ПРЕДИСЛОВИЕ К ПЯТОМУ ИЗДАНИЮ
Продолжающийся литературный и богословский «успех» этой книги дает мне, автору, пищу для размышлений. Книга может быть полезна читателю лишь в том случае, если я дам ему возможность постигнуть мои мысли. Мне кажется, что я нахожусь между двумя вопросами.

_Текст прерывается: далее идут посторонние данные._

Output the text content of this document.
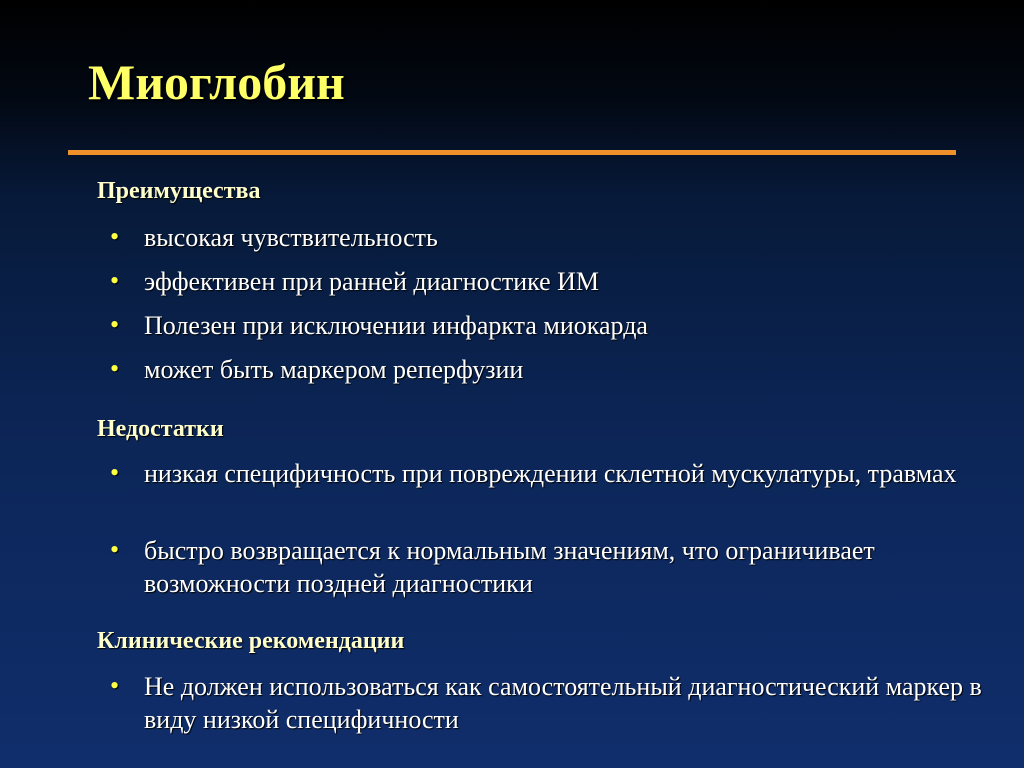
Миоглобин
Преимущества
• высокая чувствительность
• эффективен при ранней диагностике ИМ
• Полезен при исключении инфаркта миокарда
• может быть маркером реперфузии
Недостатки
• низкая специфичность при повреждении склетной мускулатуры, травмах
• быстро возвращается к нормальным значениям, что ограничивает возможности поздней диагностики
Клинические рекомендации
• Не должен использоваться как самостоятельный диагностический маркер в виду низкой специфичности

Разве я, осуществляя этот труд, просто высказал то, что после войны (особенно в Германии) висело в воздухе, то, что в наше время было приемлемо и желательно для «властителей мира сего», то, что услаждало слух всех слушателей? Разве я заслуживаю наказания, поскольку все это стало модой, поскольку существуют истинные «бартиане» (подобно тому, как во время Бисмарка существовали «ричлиане»/ Ritschlianer>26 )? Разве все высказанное в этой книге о человеческих воздушных замках (особенно в религиозной сфере), об их причинах, видах и действиях направлено непосредственно против меня? Когда я писал эту книгу, я полагал, что плыву против течения, стучусь в закрытые двери, не льщу никому или, по крайней мере, очень небольшому числу людей. Разве я ошибся? Кто в совершенстве знает своих современников, кто в совершенстве знает самого себя? Кто знает, как он действует и какое воздействие испытывает? Разве я могу не изумляться, видя, какие богословские книги вызвали подобный эффект в то же самое время? Разве я ошибся в отношении мира и меня самого, поскольку я как плохой богослов nolens-volens (лат. волей-неволей. -Прим. пер.) был рабом публики? Разве ошибается и читатель, считающий духовным то, что соответствует лишь духу времени - для Павла, Лютера и Кальвина, то, что всего лишь абсурд согласно Ницше, Кьеркегору и Когену? Если все это так, то мне остается прийти на суд, которому я, очевидно, подлежу именно в форме осознанного «успеха». Почему все это не может быть истиной? Если это не истинно, то, конечно, это не моя заслуга и не заслуга моей книги. Некогда меня посчитали высокомерным, когда я в предисловии к первому изданию сказал, что эта книга может подождать. Если это было высокомерие, то, возможно, я наказан тем, что эта книга, в отличие от намного лучших книг, не имела нужды ждать, но наряду с пустой славой обрела и тот успех, который стал ее осуждением. Вся плоть - как трава, и на земле это более очевидно в форме сомнительных успехов, чем в форме соответствующих неудач. Это мой первый вопрос, и я желал бы, чтобы именно мои благосклонные читатели почувствовали вместе со мной проблематику этого вопроса и взяли бы на себя всю его тяжесть. Пусть они не удивляются вместе со мной, если в один прекрасный день и здесь скажут: трава засохла, и цветы опали.